Yanique Norman’s multimedia Chytrid: Last Lady of the United States-Corregidora-Lincoln, LLOTUS (So they lie) and its counterpart, its title amended so to read (So I lie too), features intricate, proliferating cut-paper flowers that obscure the face of printed images Mary Todd Lincoln, whose name has been merged with that of a protagonist of Gayl Jones’ 1975 book, Corregidora,  whose name traces back to a fictitious slave master . Norman’s re-imaged account of history is part of her notion of Black fungibility (in the artist’s words: “an alternate ideological dream model”). Just as LaSeur’s installation speaks to contemporary violence against Black bodies, Norman calls to mind its historical roots. 

projected image of gravel
Danielle Deadwyler, FOR(E)RUNNER, 2020 – 2021; multimedia installation. All images courtesy Atlanta Contemporary. Photography by Kasey Medlin.

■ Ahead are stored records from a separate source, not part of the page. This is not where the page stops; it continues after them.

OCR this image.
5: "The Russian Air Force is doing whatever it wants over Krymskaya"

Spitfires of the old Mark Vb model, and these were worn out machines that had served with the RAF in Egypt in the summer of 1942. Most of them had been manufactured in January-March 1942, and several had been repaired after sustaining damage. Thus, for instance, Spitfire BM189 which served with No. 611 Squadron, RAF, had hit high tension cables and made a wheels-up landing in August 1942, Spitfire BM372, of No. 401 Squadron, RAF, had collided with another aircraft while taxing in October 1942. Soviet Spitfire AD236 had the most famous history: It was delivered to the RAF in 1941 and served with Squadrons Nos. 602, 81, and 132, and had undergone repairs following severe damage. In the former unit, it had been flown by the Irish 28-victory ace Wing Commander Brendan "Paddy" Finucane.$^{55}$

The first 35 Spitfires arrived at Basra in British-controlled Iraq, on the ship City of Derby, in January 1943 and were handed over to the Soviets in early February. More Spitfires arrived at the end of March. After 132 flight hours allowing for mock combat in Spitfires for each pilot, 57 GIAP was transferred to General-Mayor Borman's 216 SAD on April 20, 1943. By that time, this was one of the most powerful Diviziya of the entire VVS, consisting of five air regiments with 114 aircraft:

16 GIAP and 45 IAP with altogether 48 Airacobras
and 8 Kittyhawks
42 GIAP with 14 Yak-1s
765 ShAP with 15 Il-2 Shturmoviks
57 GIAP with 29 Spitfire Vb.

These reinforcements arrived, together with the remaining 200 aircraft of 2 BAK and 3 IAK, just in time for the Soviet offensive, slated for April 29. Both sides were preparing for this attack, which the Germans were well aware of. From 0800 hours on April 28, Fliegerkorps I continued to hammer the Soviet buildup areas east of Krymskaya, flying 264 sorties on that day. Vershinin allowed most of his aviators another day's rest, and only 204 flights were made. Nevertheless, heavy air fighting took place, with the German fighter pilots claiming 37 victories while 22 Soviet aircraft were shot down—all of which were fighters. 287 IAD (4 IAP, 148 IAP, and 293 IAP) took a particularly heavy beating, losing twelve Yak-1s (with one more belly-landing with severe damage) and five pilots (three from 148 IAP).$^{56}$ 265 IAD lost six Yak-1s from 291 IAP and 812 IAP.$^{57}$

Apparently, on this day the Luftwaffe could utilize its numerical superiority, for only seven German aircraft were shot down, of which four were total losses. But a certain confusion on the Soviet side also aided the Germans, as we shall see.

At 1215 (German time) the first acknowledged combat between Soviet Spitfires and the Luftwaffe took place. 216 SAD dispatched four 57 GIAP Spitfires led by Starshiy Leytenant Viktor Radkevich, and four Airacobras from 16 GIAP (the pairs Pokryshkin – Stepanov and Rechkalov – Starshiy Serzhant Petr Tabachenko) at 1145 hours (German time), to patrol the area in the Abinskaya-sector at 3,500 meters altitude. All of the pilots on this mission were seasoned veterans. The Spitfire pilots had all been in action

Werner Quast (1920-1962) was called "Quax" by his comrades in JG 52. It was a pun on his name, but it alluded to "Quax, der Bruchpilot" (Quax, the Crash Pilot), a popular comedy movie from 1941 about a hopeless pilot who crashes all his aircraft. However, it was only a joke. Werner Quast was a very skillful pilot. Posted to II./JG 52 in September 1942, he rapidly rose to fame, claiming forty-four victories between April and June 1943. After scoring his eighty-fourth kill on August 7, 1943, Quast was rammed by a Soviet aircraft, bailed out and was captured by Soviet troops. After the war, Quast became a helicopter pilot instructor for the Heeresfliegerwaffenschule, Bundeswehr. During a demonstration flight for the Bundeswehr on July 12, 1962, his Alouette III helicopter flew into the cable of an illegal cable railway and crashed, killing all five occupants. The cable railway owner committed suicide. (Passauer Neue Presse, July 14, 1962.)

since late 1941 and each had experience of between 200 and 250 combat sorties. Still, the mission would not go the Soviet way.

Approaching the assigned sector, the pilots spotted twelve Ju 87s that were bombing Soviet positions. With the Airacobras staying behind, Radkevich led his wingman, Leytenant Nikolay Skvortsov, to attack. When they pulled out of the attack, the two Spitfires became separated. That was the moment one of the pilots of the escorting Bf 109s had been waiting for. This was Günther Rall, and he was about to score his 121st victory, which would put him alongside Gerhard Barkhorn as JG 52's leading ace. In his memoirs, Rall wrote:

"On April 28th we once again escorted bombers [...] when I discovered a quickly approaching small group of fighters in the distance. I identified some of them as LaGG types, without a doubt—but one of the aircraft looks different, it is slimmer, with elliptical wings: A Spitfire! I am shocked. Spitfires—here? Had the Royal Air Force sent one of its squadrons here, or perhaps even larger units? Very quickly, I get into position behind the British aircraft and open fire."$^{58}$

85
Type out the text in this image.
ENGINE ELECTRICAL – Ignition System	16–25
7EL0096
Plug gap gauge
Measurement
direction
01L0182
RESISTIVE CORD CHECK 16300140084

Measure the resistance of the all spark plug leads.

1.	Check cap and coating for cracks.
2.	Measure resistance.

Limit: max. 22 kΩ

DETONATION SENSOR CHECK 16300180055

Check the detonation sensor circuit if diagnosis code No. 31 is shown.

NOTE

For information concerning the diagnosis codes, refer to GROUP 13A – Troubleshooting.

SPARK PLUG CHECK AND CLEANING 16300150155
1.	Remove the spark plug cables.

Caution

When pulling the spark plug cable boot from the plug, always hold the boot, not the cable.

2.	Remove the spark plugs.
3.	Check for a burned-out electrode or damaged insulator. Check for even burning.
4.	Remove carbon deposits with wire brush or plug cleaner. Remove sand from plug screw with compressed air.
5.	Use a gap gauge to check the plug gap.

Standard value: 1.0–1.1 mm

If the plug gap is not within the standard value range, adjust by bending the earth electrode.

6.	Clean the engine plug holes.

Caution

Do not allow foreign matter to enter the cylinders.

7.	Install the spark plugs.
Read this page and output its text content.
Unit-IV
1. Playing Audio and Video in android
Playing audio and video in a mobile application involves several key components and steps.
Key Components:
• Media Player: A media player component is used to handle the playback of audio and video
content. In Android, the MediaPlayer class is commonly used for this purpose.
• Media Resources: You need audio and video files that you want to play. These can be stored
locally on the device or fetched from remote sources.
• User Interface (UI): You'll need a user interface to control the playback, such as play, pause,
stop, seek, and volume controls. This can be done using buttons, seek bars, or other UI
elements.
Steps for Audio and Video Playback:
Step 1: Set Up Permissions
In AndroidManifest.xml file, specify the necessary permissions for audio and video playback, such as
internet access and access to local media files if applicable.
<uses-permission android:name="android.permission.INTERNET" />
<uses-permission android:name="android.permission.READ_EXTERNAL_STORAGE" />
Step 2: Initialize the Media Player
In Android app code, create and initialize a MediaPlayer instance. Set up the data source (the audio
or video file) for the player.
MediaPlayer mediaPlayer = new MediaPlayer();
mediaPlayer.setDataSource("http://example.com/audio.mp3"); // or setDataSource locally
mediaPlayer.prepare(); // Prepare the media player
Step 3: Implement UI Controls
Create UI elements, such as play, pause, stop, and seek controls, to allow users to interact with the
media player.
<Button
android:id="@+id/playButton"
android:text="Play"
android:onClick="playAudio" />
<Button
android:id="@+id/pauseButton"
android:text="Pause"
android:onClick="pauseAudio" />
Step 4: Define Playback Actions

TK  Smith’s Virtual Remains smartly takes advantage of the Contemporary’s peripheral Project Spaces—corners, outdoor, and basement venues ideal for installations that combine video and sculpture. In the subterranean Chute Space, Shane Dedman creates an homage to his own work destroyed while being stored in a basement. Two screens play synchronously: one showing damaged archival footage while the other loops Dedman’s narrative films that explore queer identity. It transforms from crepuscular to campily subversive, like an underground club.

ADVERTISEMENT

Installations by Danielle Deadwyler and Adam Forrester deal most specifically with regional concerns, both exhuming fragmented bits of Georgia’s past. Adam Forrester’s exploration of the history of Phenix City, Alabama, in the narrow Sliver Space includes a short video, photographs, and copies of Xeroxed documents that reevaluates the small town’s 1950s reputation as “Sin City.” Danielle Deadwyler’s multimedia installation, FOR(E)RUNNER, features excavated objects—rusty remnants of the now defunct railroad tracks—hanging mutely in the sun, their russet hues and bone-like shapes evoking the absent bodies of the labors who used them. A soundtrack of minor-key music and railroad noises echoes in the Contemporary’s outdoor space, its own history as a warehouse quietly present. Like so much of the biennial work, the elegiac mood of Deadwyler’s work reflects the past year’s tragedies. 

Ultimately, a small biennial presents a paradoxical situation: too much work for a tightly thematic account, too little work to capture the grandiosity of a global venue. But embrace the Atlanta Biennial for what it is, a regionally focused account of contemporary art that offers rich curatorial insight, and you might just experience some of the ameliorative potential of art—that is, care in its extensive form. 


Of Care and Destruction and Virtual Remains: The 2021 Atlanta Biennial will be on view at the Atlanta Contemporary Art Center through August 1, 2021.